Dans notre étude, les signes observés à l’inhalation semblaient plus sévères que ceux provoqués par l’ingestion de
l’arachide lors du TPO, quelle que soit la DR. Cela est
observé avec d’autres allergènes alimentaires. Bahna a
relaté des réactions plus sévères après inhalation d’allergène de poisson qu’après ingestion de cet aliment [11].

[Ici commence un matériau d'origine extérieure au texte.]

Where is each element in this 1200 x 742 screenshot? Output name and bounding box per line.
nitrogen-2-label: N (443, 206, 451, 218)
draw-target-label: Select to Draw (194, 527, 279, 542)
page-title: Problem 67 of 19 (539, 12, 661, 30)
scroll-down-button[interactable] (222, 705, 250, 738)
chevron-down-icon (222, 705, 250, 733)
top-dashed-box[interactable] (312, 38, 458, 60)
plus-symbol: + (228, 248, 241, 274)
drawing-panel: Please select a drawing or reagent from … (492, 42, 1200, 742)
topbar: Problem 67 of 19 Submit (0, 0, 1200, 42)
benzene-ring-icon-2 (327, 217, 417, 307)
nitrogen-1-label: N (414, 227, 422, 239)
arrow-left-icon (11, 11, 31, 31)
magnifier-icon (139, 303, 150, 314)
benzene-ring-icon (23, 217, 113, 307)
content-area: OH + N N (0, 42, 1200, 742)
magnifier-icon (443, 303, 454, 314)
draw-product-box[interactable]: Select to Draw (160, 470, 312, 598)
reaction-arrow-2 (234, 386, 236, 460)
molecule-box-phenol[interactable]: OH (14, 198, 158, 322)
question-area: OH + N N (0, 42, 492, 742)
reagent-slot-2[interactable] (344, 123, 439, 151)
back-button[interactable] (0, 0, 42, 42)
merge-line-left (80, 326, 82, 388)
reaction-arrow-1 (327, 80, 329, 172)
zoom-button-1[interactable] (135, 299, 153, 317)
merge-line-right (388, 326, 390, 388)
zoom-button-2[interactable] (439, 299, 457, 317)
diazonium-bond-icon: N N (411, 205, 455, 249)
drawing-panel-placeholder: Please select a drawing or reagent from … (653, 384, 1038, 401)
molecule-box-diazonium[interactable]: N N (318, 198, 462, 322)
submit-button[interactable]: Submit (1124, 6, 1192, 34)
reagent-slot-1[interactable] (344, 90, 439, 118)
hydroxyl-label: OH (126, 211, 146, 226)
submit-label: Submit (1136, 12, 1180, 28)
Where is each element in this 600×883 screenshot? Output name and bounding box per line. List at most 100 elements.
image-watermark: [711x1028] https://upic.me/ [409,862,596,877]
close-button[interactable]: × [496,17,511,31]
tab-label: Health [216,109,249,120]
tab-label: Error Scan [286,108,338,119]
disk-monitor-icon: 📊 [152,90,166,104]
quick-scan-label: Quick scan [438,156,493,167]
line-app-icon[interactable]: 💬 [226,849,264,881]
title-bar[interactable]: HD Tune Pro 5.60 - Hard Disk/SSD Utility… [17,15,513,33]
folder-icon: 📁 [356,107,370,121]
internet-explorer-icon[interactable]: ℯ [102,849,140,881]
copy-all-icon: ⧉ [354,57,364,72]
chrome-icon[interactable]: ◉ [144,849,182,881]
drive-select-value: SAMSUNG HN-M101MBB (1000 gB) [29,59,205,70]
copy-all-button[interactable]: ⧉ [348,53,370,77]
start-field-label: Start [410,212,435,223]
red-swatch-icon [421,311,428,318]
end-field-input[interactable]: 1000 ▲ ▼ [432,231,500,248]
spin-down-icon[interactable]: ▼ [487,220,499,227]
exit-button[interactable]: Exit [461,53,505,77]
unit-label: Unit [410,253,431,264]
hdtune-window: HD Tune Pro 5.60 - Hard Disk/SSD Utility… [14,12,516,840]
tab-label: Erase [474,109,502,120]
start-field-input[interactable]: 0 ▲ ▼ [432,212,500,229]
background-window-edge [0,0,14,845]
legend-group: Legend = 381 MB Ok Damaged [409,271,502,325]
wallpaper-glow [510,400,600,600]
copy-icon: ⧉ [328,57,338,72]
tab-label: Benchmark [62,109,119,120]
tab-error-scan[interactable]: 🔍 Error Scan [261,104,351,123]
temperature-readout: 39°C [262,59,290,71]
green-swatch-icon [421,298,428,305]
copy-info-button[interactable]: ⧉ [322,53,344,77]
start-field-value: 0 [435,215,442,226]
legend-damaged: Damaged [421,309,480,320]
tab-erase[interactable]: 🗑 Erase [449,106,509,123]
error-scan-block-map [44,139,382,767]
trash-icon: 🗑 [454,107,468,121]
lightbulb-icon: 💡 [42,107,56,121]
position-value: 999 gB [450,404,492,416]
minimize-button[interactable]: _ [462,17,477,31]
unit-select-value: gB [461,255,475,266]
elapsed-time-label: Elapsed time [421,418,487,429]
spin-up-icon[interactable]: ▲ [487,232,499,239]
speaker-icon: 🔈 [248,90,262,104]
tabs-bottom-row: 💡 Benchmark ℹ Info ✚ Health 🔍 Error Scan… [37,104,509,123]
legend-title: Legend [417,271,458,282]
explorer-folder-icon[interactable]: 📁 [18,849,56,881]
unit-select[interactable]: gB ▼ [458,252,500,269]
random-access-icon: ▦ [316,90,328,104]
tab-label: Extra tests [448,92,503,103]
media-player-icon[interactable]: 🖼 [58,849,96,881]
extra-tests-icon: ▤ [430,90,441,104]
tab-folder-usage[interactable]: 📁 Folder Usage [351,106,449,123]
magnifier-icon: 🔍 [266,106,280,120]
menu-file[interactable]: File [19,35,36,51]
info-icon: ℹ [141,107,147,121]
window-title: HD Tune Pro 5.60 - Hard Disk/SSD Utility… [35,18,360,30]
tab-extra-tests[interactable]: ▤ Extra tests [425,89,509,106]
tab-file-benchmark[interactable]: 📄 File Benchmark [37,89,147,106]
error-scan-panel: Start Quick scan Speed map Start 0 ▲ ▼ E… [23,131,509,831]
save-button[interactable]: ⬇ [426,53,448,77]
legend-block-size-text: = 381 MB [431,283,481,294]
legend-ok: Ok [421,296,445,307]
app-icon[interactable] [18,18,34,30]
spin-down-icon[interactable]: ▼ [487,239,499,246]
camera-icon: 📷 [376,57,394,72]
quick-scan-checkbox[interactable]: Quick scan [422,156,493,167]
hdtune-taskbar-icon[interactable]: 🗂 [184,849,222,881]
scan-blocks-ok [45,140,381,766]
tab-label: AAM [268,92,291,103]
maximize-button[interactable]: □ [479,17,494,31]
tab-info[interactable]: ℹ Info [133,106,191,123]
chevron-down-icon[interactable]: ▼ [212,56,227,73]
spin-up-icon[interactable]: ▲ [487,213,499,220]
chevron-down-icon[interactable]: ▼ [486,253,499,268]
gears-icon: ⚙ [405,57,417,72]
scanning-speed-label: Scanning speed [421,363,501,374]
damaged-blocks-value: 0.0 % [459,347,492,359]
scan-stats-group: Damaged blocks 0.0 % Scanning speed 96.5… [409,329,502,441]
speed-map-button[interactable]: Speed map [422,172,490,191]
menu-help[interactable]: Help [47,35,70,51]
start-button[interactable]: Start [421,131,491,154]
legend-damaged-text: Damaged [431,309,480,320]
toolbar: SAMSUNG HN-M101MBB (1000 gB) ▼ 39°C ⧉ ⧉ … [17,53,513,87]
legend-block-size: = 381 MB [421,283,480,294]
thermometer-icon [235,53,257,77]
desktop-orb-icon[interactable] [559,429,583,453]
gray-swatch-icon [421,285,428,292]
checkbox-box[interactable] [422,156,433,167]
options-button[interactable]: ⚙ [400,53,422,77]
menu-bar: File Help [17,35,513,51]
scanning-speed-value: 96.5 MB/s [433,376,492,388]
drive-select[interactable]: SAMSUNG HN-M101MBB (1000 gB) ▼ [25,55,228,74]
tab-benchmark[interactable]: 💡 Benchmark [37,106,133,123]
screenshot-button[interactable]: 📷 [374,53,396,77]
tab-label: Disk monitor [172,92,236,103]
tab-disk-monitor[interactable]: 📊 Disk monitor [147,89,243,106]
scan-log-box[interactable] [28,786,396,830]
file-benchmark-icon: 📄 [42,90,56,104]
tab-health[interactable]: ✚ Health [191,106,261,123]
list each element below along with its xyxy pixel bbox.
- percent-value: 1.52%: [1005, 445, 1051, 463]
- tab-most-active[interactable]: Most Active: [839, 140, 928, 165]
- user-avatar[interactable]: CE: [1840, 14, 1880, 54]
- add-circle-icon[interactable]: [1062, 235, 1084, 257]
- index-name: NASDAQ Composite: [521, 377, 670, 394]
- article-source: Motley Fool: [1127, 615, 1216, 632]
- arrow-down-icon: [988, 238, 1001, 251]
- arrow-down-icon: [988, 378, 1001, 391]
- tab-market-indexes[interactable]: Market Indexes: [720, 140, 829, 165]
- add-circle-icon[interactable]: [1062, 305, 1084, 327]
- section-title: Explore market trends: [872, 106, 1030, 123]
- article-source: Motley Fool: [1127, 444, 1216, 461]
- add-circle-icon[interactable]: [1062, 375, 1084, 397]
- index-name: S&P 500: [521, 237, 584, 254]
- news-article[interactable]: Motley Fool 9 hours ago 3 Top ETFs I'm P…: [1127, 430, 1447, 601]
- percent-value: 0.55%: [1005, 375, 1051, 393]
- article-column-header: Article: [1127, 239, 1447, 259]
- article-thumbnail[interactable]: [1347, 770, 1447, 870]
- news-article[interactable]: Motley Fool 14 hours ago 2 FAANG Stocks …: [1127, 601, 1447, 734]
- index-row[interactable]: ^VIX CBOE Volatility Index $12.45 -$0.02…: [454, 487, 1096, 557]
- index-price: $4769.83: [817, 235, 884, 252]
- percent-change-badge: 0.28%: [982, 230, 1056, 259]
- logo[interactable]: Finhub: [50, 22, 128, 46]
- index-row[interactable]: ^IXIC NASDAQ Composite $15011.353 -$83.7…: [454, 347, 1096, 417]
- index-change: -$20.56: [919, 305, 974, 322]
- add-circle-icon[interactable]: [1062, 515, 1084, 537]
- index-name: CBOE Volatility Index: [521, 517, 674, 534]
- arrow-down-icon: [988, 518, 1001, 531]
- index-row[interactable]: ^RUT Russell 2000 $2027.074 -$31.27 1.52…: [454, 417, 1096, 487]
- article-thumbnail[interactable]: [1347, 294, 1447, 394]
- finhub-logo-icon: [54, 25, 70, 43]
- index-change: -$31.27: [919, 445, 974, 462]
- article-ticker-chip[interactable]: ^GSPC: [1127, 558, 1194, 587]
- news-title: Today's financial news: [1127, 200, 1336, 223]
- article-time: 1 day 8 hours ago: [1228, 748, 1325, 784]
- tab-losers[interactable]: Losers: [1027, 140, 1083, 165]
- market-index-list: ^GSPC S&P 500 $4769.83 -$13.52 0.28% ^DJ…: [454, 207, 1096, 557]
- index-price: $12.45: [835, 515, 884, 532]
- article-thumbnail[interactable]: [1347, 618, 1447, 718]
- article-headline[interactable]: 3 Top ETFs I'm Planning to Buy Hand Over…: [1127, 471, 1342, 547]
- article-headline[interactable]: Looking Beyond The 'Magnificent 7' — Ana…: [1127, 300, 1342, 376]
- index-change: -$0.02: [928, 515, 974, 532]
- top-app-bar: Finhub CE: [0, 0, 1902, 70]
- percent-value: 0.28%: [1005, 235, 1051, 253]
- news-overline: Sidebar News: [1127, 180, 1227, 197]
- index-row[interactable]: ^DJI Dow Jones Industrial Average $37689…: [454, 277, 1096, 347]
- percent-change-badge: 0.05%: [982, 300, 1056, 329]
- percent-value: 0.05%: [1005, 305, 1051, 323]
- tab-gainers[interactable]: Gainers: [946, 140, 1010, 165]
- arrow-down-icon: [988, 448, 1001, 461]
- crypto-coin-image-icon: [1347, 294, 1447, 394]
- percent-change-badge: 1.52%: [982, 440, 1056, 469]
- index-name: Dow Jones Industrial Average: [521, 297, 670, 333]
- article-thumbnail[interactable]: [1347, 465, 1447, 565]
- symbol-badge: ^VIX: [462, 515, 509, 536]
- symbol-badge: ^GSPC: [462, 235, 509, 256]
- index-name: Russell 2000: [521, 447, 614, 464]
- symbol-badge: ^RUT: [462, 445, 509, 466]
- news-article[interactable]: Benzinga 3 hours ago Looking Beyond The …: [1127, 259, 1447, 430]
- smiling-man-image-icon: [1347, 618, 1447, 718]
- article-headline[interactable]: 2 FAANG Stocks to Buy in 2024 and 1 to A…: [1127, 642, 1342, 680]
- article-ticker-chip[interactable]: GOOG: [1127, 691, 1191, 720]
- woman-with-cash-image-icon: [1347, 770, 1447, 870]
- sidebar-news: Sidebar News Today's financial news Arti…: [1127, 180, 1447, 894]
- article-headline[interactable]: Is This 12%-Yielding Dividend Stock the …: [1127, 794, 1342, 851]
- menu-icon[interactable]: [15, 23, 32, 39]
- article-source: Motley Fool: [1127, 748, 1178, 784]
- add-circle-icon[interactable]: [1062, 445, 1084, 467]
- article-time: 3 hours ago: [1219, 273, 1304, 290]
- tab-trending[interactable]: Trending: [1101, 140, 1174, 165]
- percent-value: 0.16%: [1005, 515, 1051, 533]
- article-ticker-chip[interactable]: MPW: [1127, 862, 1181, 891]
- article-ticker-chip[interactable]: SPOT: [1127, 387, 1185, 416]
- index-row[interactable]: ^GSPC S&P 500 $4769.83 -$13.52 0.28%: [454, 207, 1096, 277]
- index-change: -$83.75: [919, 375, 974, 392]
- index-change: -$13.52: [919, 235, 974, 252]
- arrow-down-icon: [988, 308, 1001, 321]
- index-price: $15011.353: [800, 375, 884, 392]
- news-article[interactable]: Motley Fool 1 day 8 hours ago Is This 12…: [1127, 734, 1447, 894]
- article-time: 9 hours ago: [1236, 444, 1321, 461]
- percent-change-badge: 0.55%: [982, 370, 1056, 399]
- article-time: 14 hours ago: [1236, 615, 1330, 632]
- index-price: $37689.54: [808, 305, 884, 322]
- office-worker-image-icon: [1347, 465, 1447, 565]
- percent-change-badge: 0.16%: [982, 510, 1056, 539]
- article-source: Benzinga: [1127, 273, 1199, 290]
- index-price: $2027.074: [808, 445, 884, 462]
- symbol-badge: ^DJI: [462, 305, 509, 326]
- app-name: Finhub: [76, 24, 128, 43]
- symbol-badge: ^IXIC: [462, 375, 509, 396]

Fiocchi et al. ont rapporté le cas d’un enfant de 11 ans,
sensibilisé au riz, ayant présenté un choc anaphylactique
après inhalation de vapeurs de cuisson de riz alors qu’il
avait pu consommer un gâteau contenant l’équivalent de
20 g de riz sans problème [12]. Gonzales et al. et Enrique
et al. ont décrit des sujets présentant une rhinoconjonctivite et un asthme à l’inhalation de vapeurs de cuisson de riz
sans manifester de réaction à l’ingestion de cet aliment
[13,14]. Selon Enrique et al., l’allergène majeur de la vapeur
de cuisson du riz serait une protéine de transfert lipidique
de PM de 9 Kd ; elle est présente dans la vapeur et son
pouvoir allergénique est attribué à sa haute résistance à la
chaleur. Des études sont en cours pour savoir si le même
allergène est responsable des réactions allergiques à
l’ingestion [14].
Concernant l’arachide, il n’existe pas, à nôtre connaissance,
d’études rapportant des observations d’enfants ayant présenté une réaction à l’inhalation avec une tolérance digestive à cet aliment. Pour nos 8 observations, la DR à
l’ingestion n’est pas particulièrement basse. Elle est proche
de celle habituellement observée chez les enfants du même
âge allergiques à l’arachide. Selon Moneret-Vautrin et al.,
25 % des enfants réagiraient à une DR de 100 mg [15] ; la DR
moyenne d’arachide pourrait être de 850 mg [16]. Moins de
1 % des enfants réagissent à 5 mg [17]. Seuls les enfants
ayant une DR basse doivent bénéficier d’un régime d’éviction strict et cette DR ne peut être précisée que par un TPO.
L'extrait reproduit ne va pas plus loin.